Ed Pulaski dragged himself back to work by 1911 because he still had to support his family. His breathing and his vision weren’t as good anymore, but he slowly regained his abilities.
He still wanted to find ways to make things easier for firefighters, and to help them quickly dig trenches through heavily rooted ground and also chop down trees that might enable a fire to spread, he developed an axe-adze combination now known as the Pulaski ax. His original is on display at the Wallace District Mining Museum:
Although Ed Pulaski couldn’t successfully convince the government to remunerate him or his men for their medical expenses, he eventually did get them to set aside a measly $500 to commemorate the five firefighters who died. But they didn’t even use his design. That finally happened one hundred years after the fire, in 2010:
The plaque reads:
The granite headstone before you is the original design that Ranger Ed Pulaski created in 1921 after the U.S. Congress obligated money to erect memorials for the firefighters that perished in the Great Fire of 1910. Ranger Pulaski’s supervisors thought that his design was too small, and it never became a reality. In August of 2010, with contributions donated by Coeur D’Alene River Ranger District employees, the headstone he envisioned was set in place here at the site of the men who died under the supervision of Ranger Pulaski on August 21, 1910.

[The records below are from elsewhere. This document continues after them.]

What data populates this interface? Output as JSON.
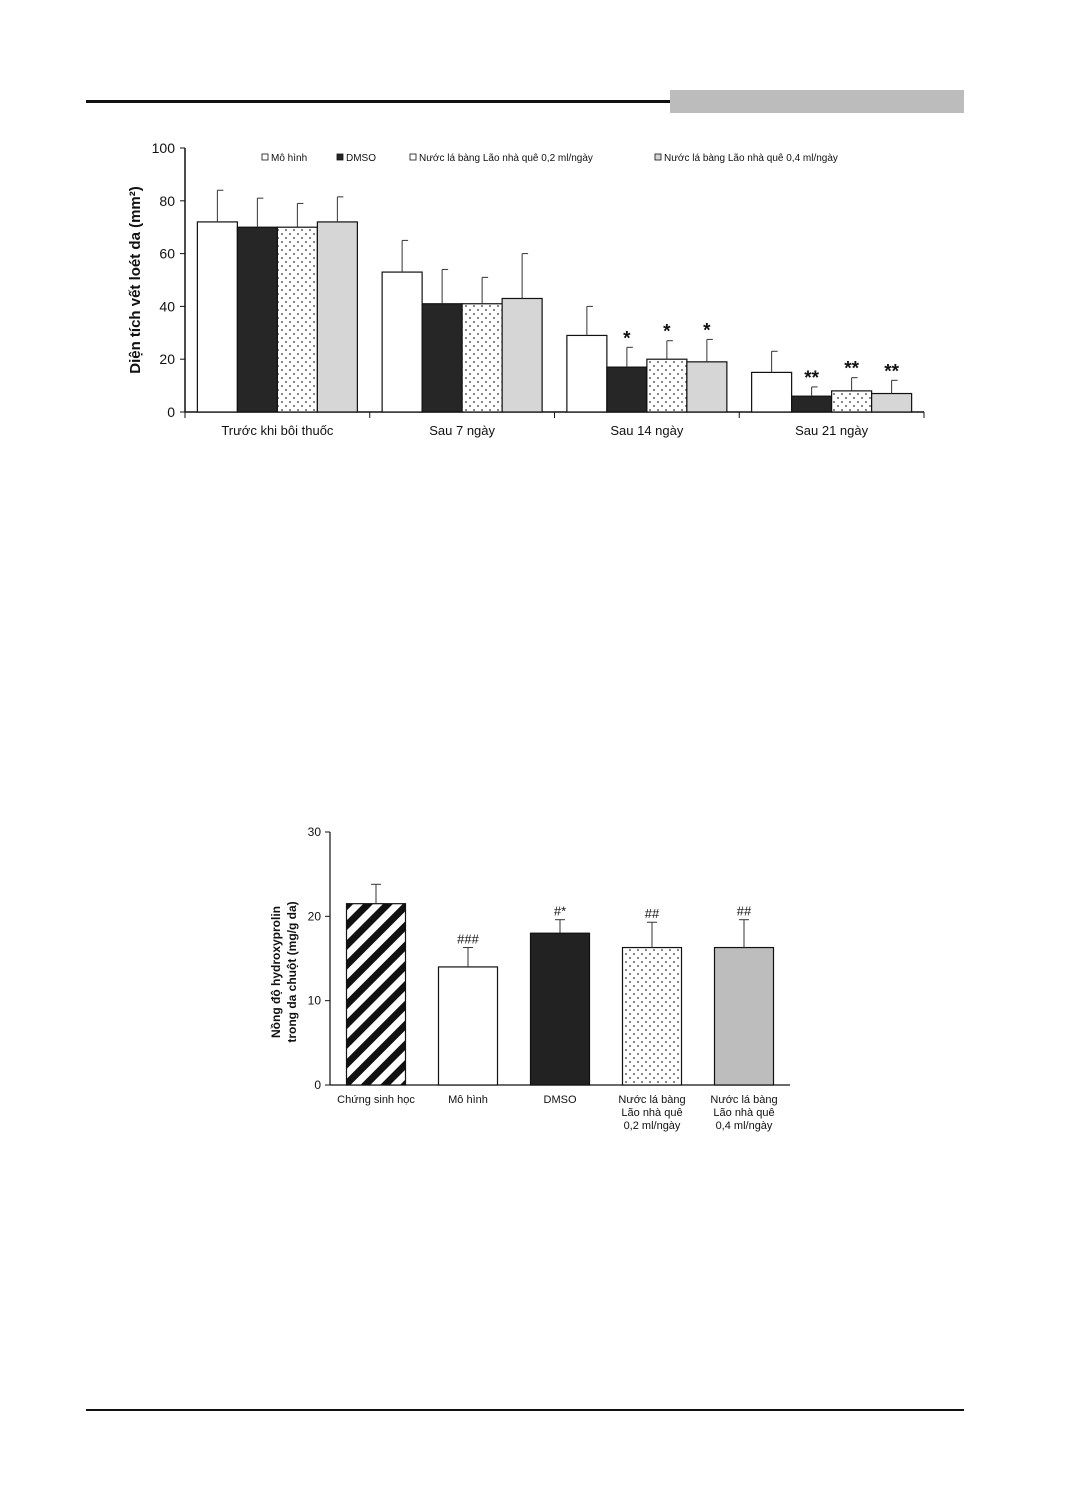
{
  "chart_data": [
    {
      "type": "bar",
      "ylabel": "Diện tích vết loét da (mm²)",
      "ylim": [
        0,
        100
      ],
      "yticks": [
        0,
        20,
        40,
        60,
        80,
        100
      ],
      "legend_position": "top",
      "categories": [
        "Trước khi bôi thuốc",
        "Sau 7 ngày",
        "Sau 14 ngày",
        "Sau 21 ngày"
      ],
      "series": [
        {
          "name": "Mô hình",
          "values": [
            72,
            53,
            29,
            15
          ],
          "errors": [
            12,
            12,
            11,
            8
          ],
          "fill": "white",
          "labels": [
            "",
            "",
            "",
            ""
          ]
        },
        {
          "name": "DMSO",
          "values": [
            70,
            41,
            17,
            6
          ],
          "errors": [
            11,
            13,
            7.5,
            3.5
          ],
          "fill": "black",
          "labels": [
            "",
            "",
            "*",
            "**"
          ]
        },
        {
          "name": "Nước lá bàng Lão nhà quê 0,2 ml/ngày",
          "values": [
            70,
            41,
            20,
            8
          ],
          "errors": [
            9,
            10,
            7,
            5
          ],
          "fill": "dots",
          "labels": [
            "",
            "",
            "*",
            "**"
          ]
        },
        {
          "name": "Nước lá bàng Lão nhà quê 0,4 ml/ngày",
          "values": [
            72,
            43,
            19,
            7
          ],
          "errors": [
            9.5,
            17,
            8.5,
            5
          ],
          "fill": "gray",
          "labels": [
            "",
            "",
            "*",
            "**"
          ]
        }
      ],
      "colors": {
        "black": "#262626",
        "gray": "#d6d6d6",
        "dots": "#ffffff"
      }
    },
    {
      "type": "bar",
      "ylabel": [
        "Nồng độ hydroxyprolin",
        "trong da chuột (mg/g da)"
      ],
      "ylim": [
        0,
        30
      ],
      "yticks": [
        0,
        10,
        20,
        30
      ],
      "categories": [
        [
          "Chứng sinh học"
        ],
        [
          "Mô hình"
        ],
        [
          "DMSO"
        ],
        [
          "Nước lá bàng",
          "Lão nhà quê",
          "0,2 ml/ngày"
        ],
        [
          "Nước lá bàng",
          "Lão nhà quê",
          "0,4 ml/ngày"
        ]
      ],
      "values": [
        21.5,
        14,
        18,
        16.3,
        16.3
      ],
      "errors": [
        2.3,
        2.3,
        1.6,
        3,
        3.3
      ],
      "fills": [
        "hatch",
        "white",
        "black",
        "dots",
        "gray"
      ],
      "labels": [
        "",
        "###",
        "#*",
        "##",
        "##"
      ],
      "colors": {
        "black": "#222222",
        "gray": "#bdbdbd",
        "dots": "#ffffff"
      }
    }
  ]
}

Ed Pulaski died on February 2, 1931, not long after he’d been in a serious car accident. It may have been the result, at least in part, of his poor eyesight. He is buried at Forest Cemetery in Coeur d’Alene, Idaho, and on his rather humble tombstone is reflected the fact that he was given an honorary title by the Polish government:
The site of the tunnel that Pulaski led his men into had fallen into obscurity after the fire, but it was located again by a retired U.S. Forest Service member named Carl Ritchie, in 1979. When he found it, locals who knew what Pulaski had done raised $300,000 to restore the tunnel entrance and provide a trail that visitors can use to retrace the steps of Pulaski and his men, and imagine what the night of August 20, 1910 must have been like. In 1984, the tunnel and the trail were listed on the National Register of Historic Places.
Ed Pulaski, for all his heroism, wasn’t treated right by our government, and neither were any of the other firefighters caught in the Bitterroot Mountains that night, doing their best to save some small towns and the people who lived there.
But all these years later, he’s recognized as the hero he was, and he’ll be part of American folklore forever.
Tomorrow, after working from home in the basement, I’ll go back into the garage and grab my Pulaski ax.
Another school year is almost here, and I’ve got some ground to clear.